Деревенской женщине дома-то от мужа достаются ругань да зуботычины, – иной раз от тоски, от злыдни-жизни хоть на стенку лезь. А он, сладкоречистый, это понимал и с подходцем шел к бабе: расспросит, пожалеет, а там и ненароком, от обильного добротой и лаской сердца, и приголубит. У бабы сердце-то тоже не камень. Лестно ей внимание первого богатея, тепло от непривычных нежных намеков, от речистых бирюзовых глаз милого. Льнули к нему женщины: хоть на время забыться, уйти от тяжкого житья-бытья… Встретит она его, в очи глядит, без слов говорит. Ах! Будь что будет! Любовь не пожар, а загорится – не потушишь.

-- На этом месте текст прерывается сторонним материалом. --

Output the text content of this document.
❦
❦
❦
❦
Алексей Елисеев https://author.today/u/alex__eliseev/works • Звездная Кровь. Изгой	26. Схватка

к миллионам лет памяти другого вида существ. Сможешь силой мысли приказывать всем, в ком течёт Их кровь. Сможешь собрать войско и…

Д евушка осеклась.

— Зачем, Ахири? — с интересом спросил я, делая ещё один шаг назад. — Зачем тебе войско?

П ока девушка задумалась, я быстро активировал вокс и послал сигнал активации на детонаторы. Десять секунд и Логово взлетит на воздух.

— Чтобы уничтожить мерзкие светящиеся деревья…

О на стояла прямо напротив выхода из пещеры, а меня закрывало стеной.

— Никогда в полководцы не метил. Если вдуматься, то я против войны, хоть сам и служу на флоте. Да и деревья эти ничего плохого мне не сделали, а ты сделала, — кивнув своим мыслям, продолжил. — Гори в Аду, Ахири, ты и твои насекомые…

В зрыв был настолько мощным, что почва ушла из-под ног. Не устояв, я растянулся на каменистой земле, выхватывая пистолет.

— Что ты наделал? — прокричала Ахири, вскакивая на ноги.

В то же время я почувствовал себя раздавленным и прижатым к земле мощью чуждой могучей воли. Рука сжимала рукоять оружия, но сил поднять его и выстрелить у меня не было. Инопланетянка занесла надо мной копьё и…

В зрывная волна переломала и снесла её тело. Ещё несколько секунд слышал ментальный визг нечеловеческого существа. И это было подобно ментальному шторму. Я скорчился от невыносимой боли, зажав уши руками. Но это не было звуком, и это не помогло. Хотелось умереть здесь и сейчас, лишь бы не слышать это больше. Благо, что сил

Разомлеет, доверится женщина, а он, быстролетный, вспыхнул, как сноп сухой соломы, и один пепел остался. Упрекает его милая, он прощения просит: дел-забот по самое горло, будет время – вспомним прошлое.

Слезы лили покинутые бабы из-за его коварного непостоянства. «Петенька! Вернись! Петенька, неужто позабыл?»

А жизнелюбец и впрямь все забыл, одолеваемый жаром новых неотложных дел.

Глава девятая

Ах, как радовалась не нарадовалась первые дни Алена Смирнова своему ладному дому – две комнаты с окнами на широченную, вольнешенькую реку. Домок – как у всех добрых людей!

Постоит-постоит новоселка в кухне, как будто в оцепенении, потом бегом во двор. «Тут огородик разведу!» – и поскорее обратно в горницу-«залу», крикнет, как маленькая: «Ау! Ау!» – засмеется счастливо и звонко. Комната еще пуста и гулко отзывается на голос молодой хозяйки. Скрестив молитвенно руки на груди, степенно перейдет Алена в спальню, где стоит большая деревянная кровать – подарок Никанора Костина – и пустой, обитый железом сундук – подарок Семена – и надолго замрет у окна. Перебеги через дорогу – и ты на берегу, на чистом, песчаном берегу Уссури. Ну и река! Ширь-то какая! Поди, версты две будет? Ай полторы?

Ходит радостная хозяйка по дому, вытирает чистой тряпкой стекла, отшаркивает – в который раз! – до желтизны половицы и поет, и поет-заливается: «Уссури! Уссури! Уссури-матушка! Прими нас, как мать родная…» – и опять к светлому окну.

«Неужто по-людски не поживем в своем доме? Место-то какое подобралось доброе: река дивная, таких, поди, и в России нет. И руку протяни – лес, тайга по-здешнему, рядом, и по-соседству, кажись, люди живут хорошие, добрые…»

А еще крепко полюбился Алене прибрежный один-одинокий камень, длинный, как добрая скамья, гладко обточенный водой. Величали камень по-разному: кто – Горяч-камень, кто – Горюн-камень. Видно, неспроста именовали его Горяч-камень влюбленные парочки, коротавшие на нем летние летучие ночи. Видно, не зря звали его Горюн-камнем пожилые, обиженные судьбой люди да обойденные одинокие девки, лившие на камне горючие слезы. Но будто кто сахаром посыпал камень – всегда на нем сидели люди.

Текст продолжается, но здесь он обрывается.